Kalima described the chant as a mele ho‘o‘ipo‘ipo (love song) and said the kaona (metaphoric subtext) is Hamakua as a woman with a man gazing upon her, infatuated. She said the dance features an implement called ka‘eke‘eke (bamboo pipes).

“My uncle was a very good ka‘eke‘eke maker and I got all his instruments when he passed, and my dad would dance with the ka‘eke‘eke,” Kalima said. “Uncle George taught me a dance using the ka‘eke‘eke. I wanted to do this dance because it reminded me of my family and of Uncle George. It’s an unusual instrument and you don’t often see it used. This is why I wanted to use it, to show people that these dances are still alive and will be kept alive.”

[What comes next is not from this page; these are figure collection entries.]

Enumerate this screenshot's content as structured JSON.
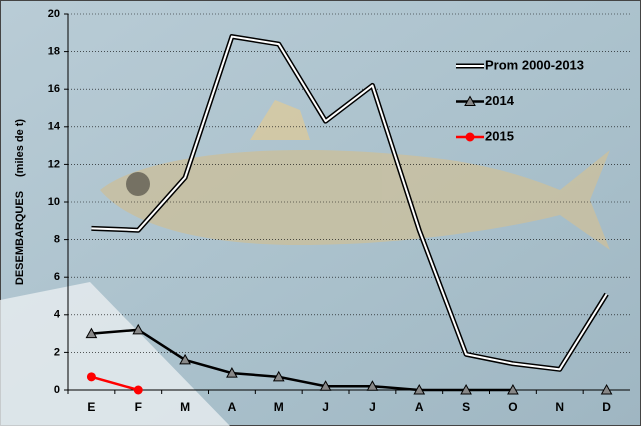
{
  "chart_data": {
    "type": "line",
    "y_label": "DESEMBARQUES",
    "y_unit": "(miles de t)",
    "categories": [
      "E",
      "F",
      "M",
      "A",
      "M",
      "J",
      "J",
      "A",
      "S",
      "O",
      "N",
      "D"
    ],
    "ylim": [
      0,
      20
    ],
    "yticks": [
      0,
      2,
      4,
      6,
      8,
      10,
      12,
      14,
      16,
      18,
      20
    ],
    "grid": true,
    "series": [
      {
        "name": "Prom 2000-2013",
        "color": "#ffffff",
        "marker": "none",
        "values": [
          8.6,
          8.5,
          11.3,
          18.8,
          18.4,
          14.3,
          16.2,
          8.5,
          1.9,
          1.4,
          1.1,
          5.1
        ]
      },
      {
        "name": "2014",
        "color": "#000000",
        "marker": "triangle",
        "values": [
          3.0,
          3.2,
          1.6,
          0.9,
          0.7,
          0.2,
          0.2,
          0,
          0,
          0,
          null,
          0
        ]
      },
      {
        "name": "2015",
        "color": "#ff0000",
        "marker": "circle",
        "values": [
          0.7,
          0,
          null,
          null,
          null,
          null,
          null,
          null,
          null,
          null,
          null,
          null
        ]
      }
    ]
  }
}
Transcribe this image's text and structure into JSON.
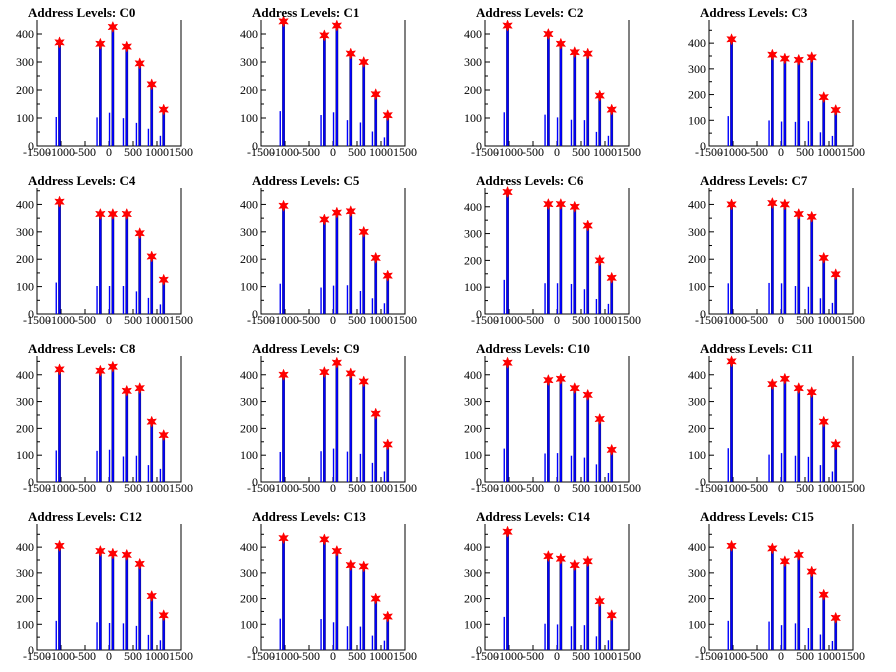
{
  "chart_data": [
    {
      "type": "histogram",
      "title": "Address Levels: C0",
      "xlim": [
        -1500,
        1500
      ],
      "ylim": [
        0,
        450
      ],
      "x_ticks": [
        "-1500",
        "-1000",
        "-500",
        "0",
        "500",
        "1000",
        "1500"
      ],
      "y_ticks": [
        "0",
        "100",
        "200",
        "300",
        "400"
      ],
      "peaks": [
        {
          "x": -1030,
          "y": 370
        },
        {
          "x": -180,
          "y": 365
        },
        {
          "x": 80,
          "y": 425
        },
        {
          "x": 370,
          "y": 355
        },
        {
          "x": 640,
          "y": 295
        },
        {
          "x": 890,
          "y": 220
        },
        {
          "x": 1140,
          "y": 130
        }
      ]
    },
    {
      "type": "histogram",
      "title": "Address Levels: C1",
      "xlim": [
        -1500,
        1500
      ],
      "ylim": [
        0,
        450
      ],
      "x_ticks": [
        "-1500",
        "-1000",
        "-500",
        "0",
        "500",
        "1000",
        "1500"
      ],
      "y_ticks": [
        "0",
        "100",
        "200",
        "300",
        "400"
      ],
      "peaks": [
        {
          "x": -1030,
          "y": 445
        },
        {
          "x": -180,
          "y": 395
        },
        {
          "x": 80,
          "y": 430
        },
        {
          "x": 370,
          "y": 330
        },
        {
          "x": 640,
          "y": 300
        },
        {
          "x": 890,
          "y": 185
        },
        {
          "x": 1140,
          "y": 110
        }
      ]
    },
    {
      "type": "histogram",
      "title": "Address Levels: C2",
      "xlim": [
        -1500,
        1500
      ],
      "ylim": [
        0,
        450
      ],
      "x_ticks": [
        "-1500",
        "-1000",
        "-500",
        "0",
        "500",
        "1000",
        "1500"
      ],
      "y_ticks": [
        "0",
        "100",
        "200",
        "300",
        "400"
      ],
      "peaks": [
        {
          "x": -1030,
          "y": 430
        },
        {
          "x": -180,
          "y": 400
        },
        {
          "x": 80,
          "y": 365
        },
        {
          "x": 370,
          "y": 335
        },
        {
          "x": 640,
          "y": 330
        },
        {
          "x": 890,
          "y": 180
        },
        {
          "x": 1140,
          "y": 130
        }
      ]
    },
    {
      "type": "histogram",
      "title": "Address Levels: C3",
      "xlim": [
        -1500,
        1500
      ],
      "ylim": [
        0,
        490
      ],
      "x_ticks": [
        "-1500",
        "-1000",
        "-500",
        "0",
        "500",
        "1000",
        "1500"
      ],
      "y_ticks": [
        "0",
        "100",
        "200",
        "300",
        "400"
      ],
      "peaks": [
        {
          "x": -1030,
          "y": 415
        },
        {
          "x": -180,
          "y": 355
        },
        {
          "x": 80,
          "y": 340
        },
        {
          "x": 370,
          "y": 335
        },
        {
          "x": 640,
          "y": 345
        },
        {
          "x": 890,
          "y": 190
        },
        {
          "x": 1140,
          "y": 140
        }
      ]
    },
    {
      "type": "histogram",
      "title": "Address Levels: C4",
      "xlim": [
        -1500,
        1500
      ],
      "ylim": [
        0,
        460
      ],
      "x_ticks": [
        "-1500",
        "-1000",
        "-500",
        "0",
        "500",
        "1000",
        "1500"
      ],
      "y_ticks": [
        "0",
        "100",
        "200",
        "300",
        "400"
      ],
      "peaks": [
        {
          "x": -1030,
          "y": 410
        },
        {
          "x": -180,
          "y": 365
        },
        {
          "x": 80,
          "y": 365
        },
        {
          "x": 370,
          "y": 365
        },
        {
          "x": 640,
          "y": 295
        },
        {
          "x": 890,
          "y": 210
        },
        {
          "x": 1140,
          "y": 125
        }
      ]
    },
    {
      "type": "histogram",
      "title": "Address Levels: C5",
      "xlim": [
        -1500,
        1500
      ],
      "ylim": [
        0,
        460
      ],
      "x_ticks": [
        "-1500",
        "-1000",
        "-500",
        "0",
        "500",
        "1000",
        "1500"
      ],
      "y_ticks": [
        "0",
        "100",
        "200",
        "300",
        "400"
      ],
      "peaks": [
        {
          "x": -1030,
          "y": 395
        },
        {
          "x": -180,
          "y": 345
        },
        {
          "x": 80,
          "y": 370
        },
        {
          "x": 370,
          "y": 375
        },
        {
          "x": 640,
          "y": 300
        },
        {
          "x": 890,
          "y": 205
        },
        {
          "x": 1140,
          "y": 140
        }
      ]
    },
    {
      "type": "histogram",
      "title": "Address Levels: C6",
      "xlim": [
        -1500,
        1500
      ],
      "ylim": [
        0,
        470
      ],
      "x_ticks": [
        "-1500",
        "-1000",
        "-500",
        "0",
        "500",
        "1000",
        "1500"
      ],
      "y_ticks": [
        "0",
        "100",
        "200",
        "300",
        "400"
      ],
      "peaks": [
        {
          "x": -1030,
          "y": 455
        },
        {
          "x": -180,
          "y": 410
        },
        {
          "x": 80,
          "y": 410
        },
        {
          "x": 370,
          "y": 400
        },
        {
          "x": 640,
          "y": 330
        },
        {
          "x": 890,
          "y": 200
        },
        {
          "x": 1140,
          "y": 135
        }
      ]
    },
    {
      "type": "histogram",
      "title": "Address Levels: C7",
      "xlim": [
        -1500,
        1500
      ],
      "ylim": [
        0,
        460
      ],
      "x_ticks": [
        "-1500",
        "-1000",
        "-500",
        "0",
        "500",
        "1000",
        "1500"
      ],
      "y_ticks": [
        "0",
        "100",
        "200",
        "300",
        "400"
      ],
      "peaks": [
        {
          "x": -1030,
          "y": 400
        },
        {
          "x": -180,
          "y": 405
        },
        {
          "x": 80,
          "y": 400
        },
        {
          "x": 370,
          "y": 365
        },
        {
          "x": 640,
          "y": 355
        },
        {
          "x": 890,
          "y": 205
        },
        {
          "x": 1140,
          "y": 145
        }
      ]
    },
    {
      "type": "histogram",
      "title": "Address Levels: C8",
      "xlim": [
        -1500,
        1500
      ],
      "ylim": [
        0,
        470
      ],
      "x_ticks": [
        "-1500",
        "-1000",
        "-500",
        "0",
        "500",
        "1000",
        "1500"
      ],
      "y_ticks": [
        "0",
        "100",
        "200",
        "300",
        "400"
      ],
      "peaks": [
        {
          "x": -1030,
          "y": 420
        },
        {
          "x": -180,
          "y": 415
        },
        {
          "x": 80,
          "y": 430
        },
        {
          "x": 370,
          "y": 340
        },
        {
          "x": 640,
          "y": 350
        },
        {
          "x": 890,
          "y": 225
        },
        {
          "x": 1140,
          "y": 175
        }
      ]
    },
    {
      "type": "histogram",
      "title": "Address Levels: C9",
      "xlim": [
        -1500,
        1500
      ],
      "ylim": [
        0,
        470
      ],
      "x_ticks": [
        "-1500",
        "-1000",
        "-500",
        "0",
        "500",
        "1000",
        "1500"
      ],
      "y_ticks": [
        "0",
        "100",
        "200",
        "300",
        "400"
      ],
      "peaks": [
        {
          "x": -1030,
          "y": 400
        },
        {
          "x": -180,
          "y": 410
        },
        {
          "x": 80,
          "y": 445
        },
        {
          "x": 370,
          "y": 405
        },
        {
          "x": 640,
          "y": 375
        },
        {
          "x": 890,
          "y": 255
        },
        {
          "x": 1140,
          "y": 140
        }
      ]
    },
    {
      "type": "histogram",
      "title": "Address Levels: C10",
      "xlim": [
        -1500,
        1500
      ],
      "ylim": [
        0,
        470
      ],
      "x_ticks": [
        "-1500",
        "-1000",
        "-500",
        "0",
        "500",
        "1000",
        "1500"
      ],
      "y_ticks": [
        "0",
        "100",
        "200",
        "300",
        "400"
      ],
      "peaks": [
        {
          "x": -1030,
          "y": 445
        },
        {
          "x": -180,
          "y": 380
        },
        {
          "x": 80,
          "y": 385
        },
        {
          "x": 370,
          "y": 350
        },
        {
          "x": 640,
          "y": 325
        },
        {
          "x": 890,
          "y": 235
        },
        {
          "x": 1140,
          "y": 120
        }
      ]
    },
    {
      "type": "histogram",
      "title": "Address Levels: C11",
      "xlim": [
        -1500,
        1500
      ],
      "ylim": [
        0,
        470
      ],
      "x_ticks": [
        "-1500",
        "-1000",
        "-500",
        "0",
        "500",
        "1000",
        "1500"
      ],
      "y_ticks": [
        "0",
        "100",
        "200",
        "300",
        "400"
      ],
      "peaks": [
        {
          "x": -1030,
          "y": 450
        },
        {
          "x": -180,
          "y": 365
        },
        {
          "x": 80,
          "y": 385
        },
        {
          "x": 370,
          "y": 350
        },
        {
          "x": 640,
          "y": 335
        },
        {
          "x": 890,
          "y": 225
        },
        {
          "x": 1140,
          "y": 140
        }
      ]
    },
    {
      "type": "histogram",
      "title": "Address Levels: C12",
      "xlim": [
        -1500,
        1500
      ],
      "ylim": [
        0,
        490
      ],
      "x_ticks": [
        "-1500",
        "-1000",
        "-500",
        "0",
        "500",
        "1000",
        "1500"
      ],
      "y_ticks": [
        "0",
        "100",
        "200",
        "300",
        "400"
      ],
      "peaks": [
        {
          "x": -1030,
          "y": 405
        },
        {
          "x": -180,
          "y": 385
        },
        {
          "x": 80,
          "y": 375
        },
        {
          "x": 370,
          "y": 370
        },
        {
          "x": 640,
          "y": 335
        },
        {
          "x": 890,
          "y": 210
        },
        {
          "x": 1140,
          "y": 135
        }
      ]
    },
    {
      "type": "histogram",
      "title": "Address Levels: C13",
      "xlim": [
        -1500,
        1500
      ],
      "ylim": [
        0,
        490
      ],
      "x_ticks": [
        "-1500",
        "-1000",
        "-500",
        "0",
        "500",
        "1000",
        "1500"
      ],
      "y_ticks": [
        "0",
        "100",
        "200",
        "300",
        "400"
      ],
      "peaks": [
        {
          "x": -1030,
          "y": 435
        },
        {
          "x": -180,
          "y": 430
        },
        {
          "x": 80,
          "y": 385
        },
        {
          "x": 370,
          "y": 330
        },
        {
          "x": 640,
          "y": 325
        },
        {
          "x": 890,
          "y": 200
        },
        {
          "x": 1140,
          "y": 130
        }
      ]
    },
    {
      "type": "histogram",
      "title": "Address Levels: C14",
      "xlim": [
        -1500,
        1500
      ],
      "ylim": [
        0,
        490
      ],
      "x_ticks": [
        "-1500",
        "-1000",
        "-500",
        "0",
        "500",
        "1000",
        "1500"
      ],
      "y_ticks": [
        "0",
        "100",
        "200",
        "300",
        "400"
      ],
      "peaks": [
        {
          "x": -1030,
          "y": 460
        },
        {
          "x": -180,
          "y": 365
        },
        {
          "x": 80,
          "y": 355
        },
        {
          "x": 370,
          "y": 330
        },
        {
          "x": 640,
          "y": 345
        },
        {
          "x": 890,
          "y": 190
        },
        {
          "x": 1140,
          "y": 135
        }
      ]
    },
    {
      "type": "histogram",
      "title": "Address Levels: C15",
      "xlim": [
        -1500,
        1500
      ],
      "ylim": [
        0,
        490
      ],
      "x_ticks": [
        "-1500",
        "-1000",
        "-500",
        "0",
        "500",
        "1000",
        "1500"
      ],
      "y_ticks": [
        "0",
        "100",
        "200",
        "300",
        "400"
      ],
      "peaks": [
        {
          "x": -1030,
          "y": 405
        },
        {
          "x": -180,
          "y": 395
        },
        {
          "x": 80,
          "y": 345
        },
        {
          "x": 370,
          "y": 370
        },
        {
          "x": 640,
          "y": 305
        },
        {
          "x": 890,
          "y": 215
        },
        {
          "x": 1140,
          "y": 125
        }
      ]
    }
  ],
  "colors": {
    "bars": "#0000ff",
    "bar_outline": "#000000",
    "marker": "#ff0000",
    "axis": "#000000",
    "background": "#ffffff"
  }
}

Kalima chose the song “Kamalani O Keaukaha” as her halau’s hula ‘auana, or modern hula. The song was recorded and popularized by Lena Machado in the first half of the 20th century. It’s commonly accepted “Hawaii’s Songbird” penned the tune, as well. But that might not be the case, according to Kalima.

“It is attributed to Lena Machado, but as I did my research, I found out it was gifted to her,” she explained. “This became one of her favorite places when she came to Hilo, and all of the people of Keaukaha were very hospitable and loved when she came to Keaukaha. So a gentleman by the name of Kalei Aiona gifted her with it, I found out from the people of Keaukaha.”

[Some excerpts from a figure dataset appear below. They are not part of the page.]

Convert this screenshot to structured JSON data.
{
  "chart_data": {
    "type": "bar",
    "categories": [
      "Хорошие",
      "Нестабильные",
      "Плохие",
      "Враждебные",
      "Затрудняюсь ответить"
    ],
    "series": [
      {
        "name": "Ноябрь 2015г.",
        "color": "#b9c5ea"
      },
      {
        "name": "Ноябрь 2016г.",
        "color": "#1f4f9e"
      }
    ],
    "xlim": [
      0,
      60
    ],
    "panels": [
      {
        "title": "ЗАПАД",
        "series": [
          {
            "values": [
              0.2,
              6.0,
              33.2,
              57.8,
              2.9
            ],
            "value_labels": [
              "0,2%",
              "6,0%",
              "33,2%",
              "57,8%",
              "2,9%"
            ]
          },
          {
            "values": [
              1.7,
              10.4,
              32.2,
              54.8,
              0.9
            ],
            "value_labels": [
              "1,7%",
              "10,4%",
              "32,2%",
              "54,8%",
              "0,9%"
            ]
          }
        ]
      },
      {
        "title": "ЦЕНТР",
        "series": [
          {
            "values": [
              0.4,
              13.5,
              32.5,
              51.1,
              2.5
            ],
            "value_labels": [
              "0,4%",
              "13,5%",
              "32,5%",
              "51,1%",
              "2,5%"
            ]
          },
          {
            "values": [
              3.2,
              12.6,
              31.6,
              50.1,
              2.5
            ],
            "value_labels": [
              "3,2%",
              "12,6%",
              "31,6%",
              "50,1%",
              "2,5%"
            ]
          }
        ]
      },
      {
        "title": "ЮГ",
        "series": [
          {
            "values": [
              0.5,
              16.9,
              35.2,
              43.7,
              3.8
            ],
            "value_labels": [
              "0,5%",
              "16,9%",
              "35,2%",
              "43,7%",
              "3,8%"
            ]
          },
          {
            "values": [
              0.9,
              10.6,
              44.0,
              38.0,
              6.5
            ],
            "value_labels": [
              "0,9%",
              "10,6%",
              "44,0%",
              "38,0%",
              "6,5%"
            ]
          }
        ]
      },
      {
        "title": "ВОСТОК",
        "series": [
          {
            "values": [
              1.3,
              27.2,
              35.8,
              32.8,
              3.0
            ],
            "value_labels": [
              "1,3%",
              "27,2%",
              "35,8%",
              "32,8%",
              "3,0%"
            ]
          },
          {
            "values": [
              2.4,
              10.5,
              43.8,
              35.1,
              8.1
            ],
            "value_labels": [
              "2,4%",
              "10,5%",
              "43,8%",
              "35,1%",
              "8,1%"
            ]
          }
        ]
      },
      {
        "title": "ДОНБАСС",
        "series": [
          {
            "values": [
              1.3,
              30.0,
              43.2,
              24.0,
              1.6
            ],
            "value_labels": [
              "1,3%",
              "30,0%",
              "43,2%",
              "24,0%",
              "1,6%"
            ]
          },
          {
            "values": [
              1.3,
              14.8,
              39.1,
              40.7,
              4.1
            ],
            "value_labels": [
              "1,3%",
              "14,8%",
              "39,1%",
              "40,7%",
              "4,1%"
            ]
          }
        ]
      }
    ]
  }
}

Kalima’s sister, Lehua Kalima, will sing, accompanied by Shawn Pimental on guitar and Aaron Sala on piano.

The song has special significance to Iwalani Kalima.

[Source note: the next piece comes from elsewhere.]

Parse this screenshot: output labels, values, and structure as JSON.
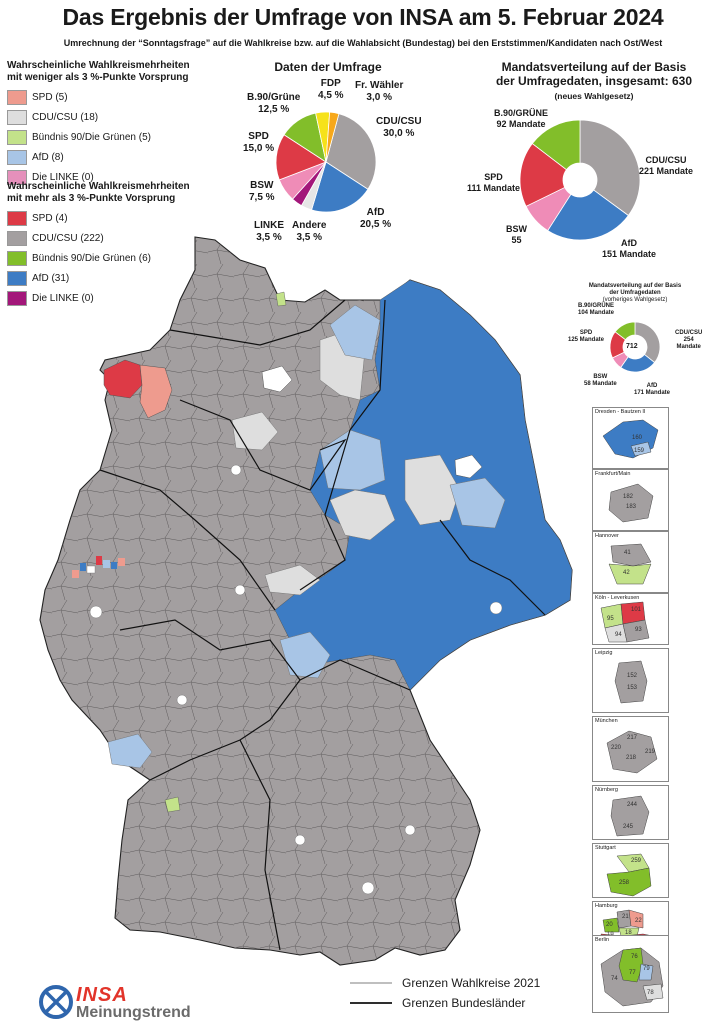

“When I graduated and became a kumu hula in 1982, Uncle George said I had to learn this hula and it became like a signature hula. Everywhere we went, he would have me dance this hula,” she said. “And because I was born and raised in Keaukaha and am still living here in Keaukaha, I have very special ties with this area. And I really wanted to honor Uncle George because of him also being from Keaukaha. He was born in Kalihi, but he came to live here with his grandmother and was raised here.”

Kalima said she’s grateful to Aunty Luana Kawelu, the festival’s president, for inviting her halau to perform, and reiterated that winning a trophy isn’t what she deems important.


“If they have accomplished what I have taught them, then that’s success to me,” Kalima concluded.